К губам избиваемого блатаря подносилось лезвие ножа.
— Целуй нож!
Если “законный” вор соглашался и прикладывал губы к железу — он считался принятым в новую веру и навсегда терял всякие права в воровском мире, становясь “сукой” навеки… Всех, кто отказывался целовать нож, убивали».
Однако сам Шаламов никогда не проходил Ванино (он попал на Колыму ещё до войны) и всего лишь пересказывал чужие байки. Никакого Короля в Ванино не было, никто из старожилов о нём не слышал. Однако прообразом «авторитетного суки» можно считать нескольких уголовников — Сашку Олейника (Олейникова), Ивана Фунта, Ивана Упору (Упорова)… И «ссучивание» воров происходило примерно по тому сценарию, который описан Шаламовым.

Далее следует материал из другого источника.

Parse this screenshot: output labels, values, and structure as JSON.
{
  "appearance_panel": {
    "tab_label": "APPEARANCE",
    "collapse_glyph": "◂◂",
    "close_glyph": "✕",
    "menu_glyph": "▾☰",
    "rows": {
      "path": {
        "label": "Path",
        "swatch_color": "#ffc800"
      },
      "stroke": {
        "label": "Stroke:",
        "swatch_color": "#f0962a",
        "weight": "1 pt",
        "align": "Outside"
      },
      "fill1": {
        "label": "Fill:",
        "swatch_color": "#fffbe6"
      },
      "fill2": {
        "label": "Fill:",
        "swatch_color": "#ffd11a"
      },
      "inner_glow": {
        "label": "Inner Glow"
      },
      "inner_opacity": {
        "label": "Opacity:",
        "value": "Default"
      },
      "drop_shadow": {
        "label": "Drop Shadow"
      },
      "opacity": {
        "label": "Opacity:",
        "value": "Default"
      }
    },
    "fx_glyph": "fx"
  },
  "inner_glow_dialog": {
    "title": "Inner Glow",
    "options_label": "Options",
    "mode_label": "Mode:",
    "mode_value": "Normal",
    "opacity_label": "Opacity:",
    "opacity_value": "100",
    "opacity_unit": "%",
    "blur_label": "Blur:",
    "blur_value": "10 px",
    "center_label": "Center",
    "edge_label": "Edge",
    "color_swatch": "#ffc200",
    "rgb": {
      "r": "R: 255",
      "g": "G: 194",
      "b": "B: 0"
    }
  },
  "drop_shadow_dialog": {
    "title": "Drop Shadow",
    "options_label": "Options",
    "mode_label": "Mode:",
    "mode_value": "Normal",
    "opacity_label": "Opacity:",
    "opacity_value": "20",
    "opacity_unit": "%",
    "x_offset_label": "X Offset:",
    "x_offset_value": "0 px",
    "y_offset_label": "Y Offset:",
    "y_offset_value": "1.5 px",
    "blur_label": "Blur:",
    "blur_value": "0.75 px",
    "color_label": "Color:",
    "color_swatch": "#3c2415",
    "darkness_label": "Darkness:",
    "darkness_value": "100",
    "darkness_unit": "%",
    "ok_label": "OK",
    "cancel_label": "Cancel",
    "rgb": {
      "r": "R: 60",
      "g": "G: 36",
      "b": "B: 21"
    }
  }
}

Так, один из ванинских очевидцев рассказывал: «Запомнилось, как Олейник весь этап в лагере положил. Ходит по головам заключённых: “Ты будешь сукой?” Офицеры стояли в сторонке, смотрели». Согласитесь: очень похоже на описание обряда, якобы введённого Королём.
Вадим Туманов, прошедший пересылку в конце 1948 года, вспоминает бывшего вора Ивана Фунта, которого перебросили в Ванино из Владивостока (где Туманов встретил его впервые). «Сучий обряд» Фунта ещё более близок «королёвскому»:
«В его окружении знакомые лица — Колька Заика, Валька Трубка, другие бандиты…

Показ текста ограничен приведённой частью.